How often do you wonder where the products in your home come from or where your food is grown?

And, did that product or food supply chain contribute to deforestation? As populations grow and demand more, the production systems behind food and household items are increasingly encroaching on vital forests and ecosystems in order to meet demand.

The complexity of our modern supply chains has proven to be a challenge for tracking products back to the point of production. Many of the current traceability systems are inefficient, paper-based, and open to fraud, which limits application and allows goods from illegally deforested sources to slip into markets, often unnoticed. Yet, without traceability we cannot know where the food or products come from. Building credible, transparent traceability systems is essential to tackling commodity-driven forest loss and protecting our planet’s biodiversity.

The Moore Foundation’s Conservation and Markets Initiative team, in partnership with World Forest ID, is tackling the opacity of our vast, tangled global supply chains. World Forest ID operates at the intersection of science and law, developing the data and tools necessary to trace a range of forest-connected products, like timber, soy, and cocoa, back to their origins.
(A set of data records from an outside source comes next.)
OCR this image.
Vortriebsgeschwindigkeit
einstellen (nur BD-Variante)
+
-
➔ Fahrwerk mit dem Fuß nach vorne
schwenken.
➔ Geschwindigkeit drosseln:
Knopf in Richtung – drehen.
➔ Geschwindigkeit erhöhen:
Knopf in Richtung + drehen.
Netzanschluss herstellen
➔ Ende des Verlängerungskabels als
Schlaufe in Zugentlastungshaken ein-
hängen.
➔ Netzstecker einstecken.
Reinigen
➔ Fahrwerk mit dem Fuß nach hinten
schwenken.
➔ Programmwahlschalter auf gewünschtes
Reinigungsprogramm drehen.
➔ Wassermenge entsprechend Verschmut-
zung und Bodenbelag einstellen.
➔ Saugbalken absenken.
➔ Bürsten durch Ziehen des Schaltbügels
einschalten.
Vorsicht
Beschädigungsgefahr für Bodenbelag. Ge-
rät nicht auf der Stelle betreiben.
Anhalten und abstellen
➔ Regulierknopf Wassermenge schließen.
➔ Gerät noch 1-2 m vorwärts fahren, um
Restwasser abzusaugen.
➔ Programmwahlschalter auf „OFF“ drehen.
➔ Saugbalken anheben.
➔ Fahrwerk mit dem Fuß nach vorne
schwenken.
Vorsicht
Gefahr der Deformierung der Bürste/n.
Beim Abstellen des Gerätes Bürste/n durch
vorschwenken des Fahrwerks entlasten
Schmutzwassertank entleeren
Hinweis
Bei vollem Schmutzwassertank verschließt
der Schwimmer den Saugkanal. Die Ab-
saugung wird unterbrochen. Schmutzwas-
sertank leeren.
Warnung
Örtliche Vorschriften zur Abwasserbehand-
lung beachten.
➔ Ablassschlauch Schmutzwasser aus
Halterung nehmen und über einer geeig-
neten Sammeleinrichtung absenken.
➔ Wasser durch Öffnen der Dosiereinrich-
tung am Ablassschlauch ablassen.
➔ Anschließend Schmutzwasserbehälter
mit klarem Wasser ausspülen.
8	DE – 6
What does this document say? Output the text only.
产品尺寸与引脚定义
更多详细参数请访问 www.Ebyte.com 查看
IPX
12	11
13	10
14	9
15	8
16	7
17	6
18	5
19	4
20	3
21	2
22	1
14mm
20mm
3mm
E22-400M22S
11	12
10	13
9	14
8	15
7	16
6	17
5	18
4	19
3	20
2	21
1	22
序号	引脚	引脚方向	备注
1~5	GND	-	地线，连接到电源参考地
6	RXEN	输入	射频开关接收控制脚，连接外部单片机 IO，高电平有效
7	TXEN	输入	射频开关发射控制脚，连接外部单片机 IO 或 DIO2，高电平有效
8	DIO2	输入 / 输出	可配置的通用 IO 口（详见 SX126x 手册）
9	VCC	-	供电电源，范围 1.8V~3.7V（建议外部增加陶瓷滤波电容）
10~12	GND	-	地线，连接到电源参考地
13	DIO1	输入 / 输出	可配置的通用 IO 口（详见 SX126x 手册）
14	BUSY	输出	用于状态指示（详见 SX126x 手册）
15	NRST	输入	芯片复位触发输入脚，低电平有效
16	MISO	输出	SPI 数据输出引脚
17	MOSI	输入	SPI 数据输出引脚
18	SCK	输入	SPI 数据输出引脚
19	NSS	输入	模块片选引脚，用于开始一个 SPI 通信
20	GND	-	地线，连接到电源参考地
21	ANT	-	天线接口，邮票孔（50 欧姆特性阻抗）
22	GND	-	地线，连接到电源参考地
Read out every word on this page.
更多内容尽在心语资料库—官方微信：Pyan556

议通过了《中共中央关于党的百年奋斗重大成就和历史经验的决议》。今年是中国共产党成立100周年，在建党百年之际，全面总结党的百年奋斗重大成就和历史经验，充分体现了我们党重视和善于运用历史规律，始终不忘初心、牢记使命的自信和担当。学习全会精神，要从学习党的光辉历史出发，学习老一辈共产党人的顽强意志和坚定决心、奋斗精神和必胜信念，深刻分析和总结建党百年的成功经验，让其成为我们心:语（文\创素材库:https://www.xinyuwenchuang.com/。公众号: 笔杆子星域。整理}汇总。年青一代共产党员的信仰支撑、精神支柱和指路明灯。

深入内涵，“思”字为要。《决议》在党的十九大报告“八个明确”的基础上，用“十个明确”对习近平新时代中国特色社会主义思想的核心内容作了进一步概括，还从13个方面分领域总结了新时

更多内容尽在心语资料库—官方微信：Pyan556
This work supports policy efforts to combat illicit trade, enhance corporate transparency, promote nature-based climate solutions, and drive systemic change.

Our partnership with World Forest ID focuses on the critical area of food traceability.

Using the tools and approaches they developed for plant-based products, World Forest ID will test to see if these tools can also be successfully applied in the traceability of animal protein. All organisms have chemical, genetic, and anatomical signatures that are specific to their species and production origin. These chemical and genetic features change across landscape and are influenced by climatic and environmental drivers. As a result, World Forest ID has been able to use Stable Isotope Ratio Analysis (SIRA) and Trace Element Analysis (TEA) to validate the origins of plant-based products without having to trace them through the entire supply chain.

Fishing net of shrimp collection in Thailand; credit: World Forest IDIMAGE: Shrimp collection net in Thailand. Credit: World Forest ID

This pilot project will enable World Forest ID to evaluate the viability and credibility of using SIRA and TEA for tracing animal protein back to the production source, focusing on farmed shrimp as the test protein in a multi-region approach. The pilot project will also allow World Forest ID to explore whether recent mangrove deforestation has a recognizable chemical signal. Combined within an artificial intelligence model, these techniques generate a distinct “chemical fingerprint” that links shrimp to specific locations. The project is focused on evaluating both the effectiveness and the resolution these methods can achieve.

The use of robust scientific traceability techniques across an expanding range of commodities is vital for maintaining transparent supply chains and ensuring sustainable, legal, and ethical sourcing practices. These data models can assist in identifying where products come from and help companies stay compliant in terms of how they trade. This type of innovative technology may prove to be a viable alternative to tracking products through their supply chains throughout their production journey, especially given the current complex and opaque nature of food supply chains.